2. Add some veg. To avoid an overly sweet smoothie make sure you add in a good dose of veg.

· Go green; spinach, kale, watercress, rocket all work well – mix it up to avoid over reliance on 1 veg

· Courgette (pre sliced and frozen is fine) or avocado can be a delicious creamy addition and you will not be aware of the taste

3. Add some sweetness with a small amount of fruit

· Brightly coloured berries

· Apples and pears or pineapple all offer some digestive support

4. Add some additional natural boosts such as fresh ginger, herbs, seeds (chia, sesame, pumpkin, sunflower, ground flaxseed), powder (maca, spirulina, matcha, lacuma cocoa,) all add a further boost of antioxidants and distinct taste.

Here’s one of my top smoothie bowls; blend well and eat with a spoon!

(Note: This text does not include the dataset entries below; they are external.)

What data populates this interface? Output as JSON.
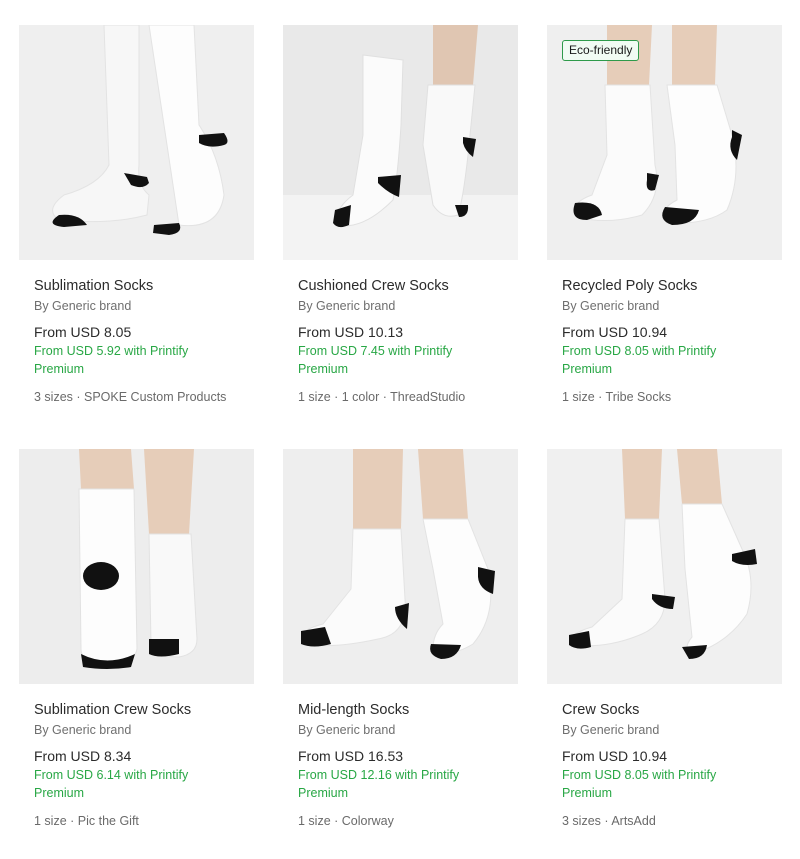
{
  "products": [
    {
      "title": "Sublimation Socks",
      "brand": "By Generic brand",
      "price": "From USD 8.05",
      "premium_price": "From USD 5.92 with Printify Premium",
      "meta": "3 sizes · SPOKE Custom Products",
      "badge": ""
    },
    {
      "title": "Cushioned Crew Socks",
      "brand": "By Generic brand",
      "price": "From USD 10.13",
      "premium_price": "From USD 7.45 with Printify Premium",
      "meta": "1 size · 1 color · ThreadStudio",
      "badge": ""
    },
    {
      "title": "Recycled Poly Socks",
      "brand": "By Generic brand",
      "price": "From USD 10.94",
      "premium_price": "From USD 8.05 with Printify Premium",
      "meta": "1 size · Tribe Socks",
      "badge": "Eco-friendly"
    },
    {
      "title": "Sublimation Crew Socks",
      "brand": "By Generic brand",
      "price": "From USD 8.34",
      "premium_price": "From USD 6.14 with Printify Premium",
      "meta": "1 size · Pic the Gift",
      "badge": ""
    },
    {
      "title": "Mid-length Socks",
      "brand": "By Generic brand",
      "price": "From USD 16.53",
      "premium_price": "From USD 12.16 with Printify Premium",
      "meta": "1 size · Colorway",
      "badge": ""
    },
    {
      "title": "Crew Socks",
      "brand": "By Generic brand",
      "price": "From USD 10.94",
      "premium_price": "From USD 8.05 with Printify Premium",
      "meta": "3 sizes · ArtsAdd",
      "badge": ""
    }
  ],
  "colors": {
    "premium_green": "#28a745",
    "badge_border": "#2e9a4a",
    "image_bg": "#ececec"
  }
}
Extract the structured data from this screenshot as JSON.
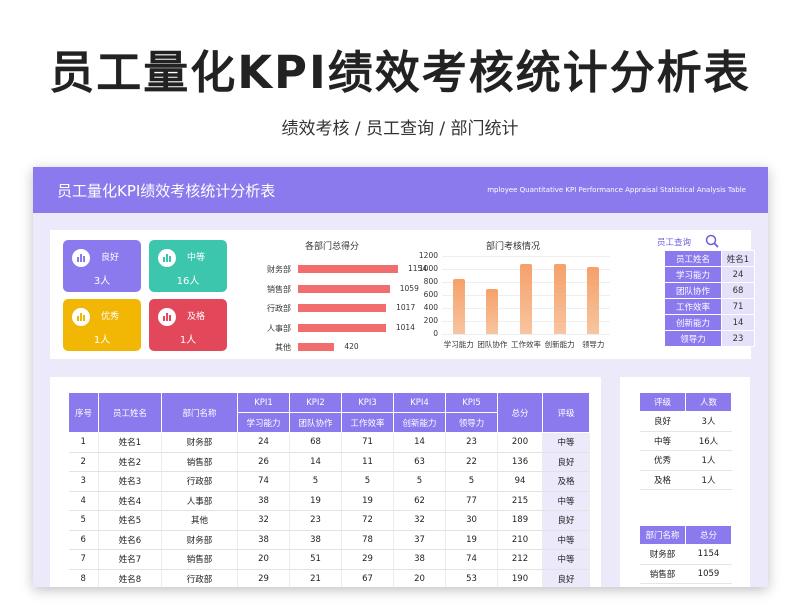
{
  "header": {
    "title": "员工量化KPI绩效考核统计分析表",
    "subtitle": "绩效考核 / 员工查询  / 部门统计"
  },
  "banner": {
    "title": "员工量化KPI绩效考核统计分析表",
    "subtitle": "mployee Quantitative KPI Performance Appraisal Statistical Analysis Table"
  },
  "colors": {
    "accent": "#8b79ee",
    "accent_light": "#ece9fb",
    "bar_red": "#f26d6d",
    "bar_orange": "#f6a06a"
  },
  "grade_cards": [
    {
      "label": "良好",
      "value": "3人",
      "color": "#8b79ee"
    },
    {
      "label": "中等",
      "value": "16人",
      "color": "#3cc6ae"
    },
    {
      "label": "优秀",
      "value": "1人",
      "color": "#f2b705"
    },
    {
      "label": "及格",
      "value": "1人",
      "color": "#e2485a"
    }
  ],
  "employee_lookup": {
    "search_label": "员工查询",
    "icon": "search-icon",
    "rows": [
      {
        "key": "员工姓名",
        "value": "姓名1"
      },
      {
        "key": "学习能力",
        "value": "24"
      },
      {
        "key": "团队协作",
        "value": "68"
      },
      {
        "key": "工作效率",
        "value": "71"
      },
      {
        "key": "创新能力",
        "value": "14"
      },
      {
        "key": "领导力",
        "value": "23"
      }
    ]
  },
  "chart_data": [
    {
      "type": "bar",
      "orientation": "horizontal",
      "title": "各部门总得分",
      "categories": [
        "财务部",
        "销售部",
        "行政部",
        "人事部",
        "其他"
      ],
      "values": [
        1154,
        1059,
        1017,
        1014,
        420
      ],
      "value_labels": [
        "1154",
        "1059",
        "1017",
        "1014",
        "420"
      ],
      "xlim": [
        0,
        1154
      ]
    },
    {
      "type": "bar",
      "title": "部门考核情况",
      "categories": [
        "学习能力",
        "团队协作",
        "工作效率",
        "创新能力",
        "领导力"
      ],
      "values": [
        840,
        700,
        1080,
        1070,
        1030
      ],
      "yticks": [
        "1200",
        "1000",
        "800",
        "600",
        "400",
        "200",
        "0"
      ],
      "ylim": [
        0,
        1200
      ],
      "grid": true
    }
  ],
  "main_table": {
    "headers": {
      "index": "序号",
      "name": "员工姓名",
      "dept": "部门名称",
      "kpi": [
        "KPI1",
        "KPI2",
        "KPI3",
        "KPI4",
        "KPI5"
      ],
      "kpi_sub": [
        "学习能力",
        "团队协作",
        "工作效率",
        "创新能力",
        "领导力"
      ],
      "total": "总分",
      "grade": "评级"
    },
    "rows": [
      [
        "1",
        "姓名1",
        "财务部",
        "24",
        "68",
        "71",
        "14",
        "23",
        "200",
        "中等"
      ],
      [
        "2",
        "姓名2",
        "销售部",
        "26",
        "14",
        "11",
        "63",
        "22",
        "136",
        "良好"
      ],
      [
        "3",
        "姓名3",
        "行政部",
        "74",
        "5",
        "5",
        "5",
        "5",
        "94",
        "及格"
      ],
      [
        "4",
        "姓名4",
        "人事部",
        "38",
        "19",
        "19",
        "62",
        "77",
        "215",
        "中等"
      ],
      [
        "5",
        "姓名5",
        "其他",
        "32",
        "23",
        "72",
        "32",
        "30",
        "189",
        "良好"
      ],
      [
        "6",
        "姓名6",
        "财务部",
        "38",
        "38",
        "78",
        "37",
        "19",
        "210",
        "中等"
      ],
      [
        "7",
        "姓名7",
        "销售部",
        "20",
        "51",
        "29",
        "38",
        "74",
        "212",
        "中等"
      ],
      [
        "8",
        "姓名8",
        "行政部",
        "29",
        "21",
        "67",
        "20",
        "53",
        "190",
        "良好"
      ]
    ]
  },
  "grade_table": {
    "headers": [
      "评级",
      "人数"
    ],
    "rows": [
      [
        "良好",
        "3人"
      ],
      [
        "中等",
        "16人"
      ],
      [
        "优秀",
        "1人"
      ],
      [
        "及格",
        "1人"
      ]
    ]
  },
  "dept_table": {
    "headers": [
      "部门名称",
      "总分"
    ],
    "rows": [
      [
        "财务部",
        "1154"
      ],
      [
        "销售部",
        "1059"
      ]
    ]
  }
}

· 100ml Coconut/ almond milk

· 0.5 avocado

· 1 small banana

· Handful berries – frozen cherries or raspberries work well

· 1teaspoon Chia, ground flaxseed or pumpkin seed

· 0.5-1 Tbs cocoa or lacuma powder

The key is to experiment, keep it varied and enjoy the process – a bit like life itself!

A well made smoothie can be a wonderful addition to your diet - quick and easy, tasty and nutritious and it is one of the many ways we can add depth and interest to our diet. This is just one of the many ways Pam supports her clients understand the impact their diet can have on their life and well-being.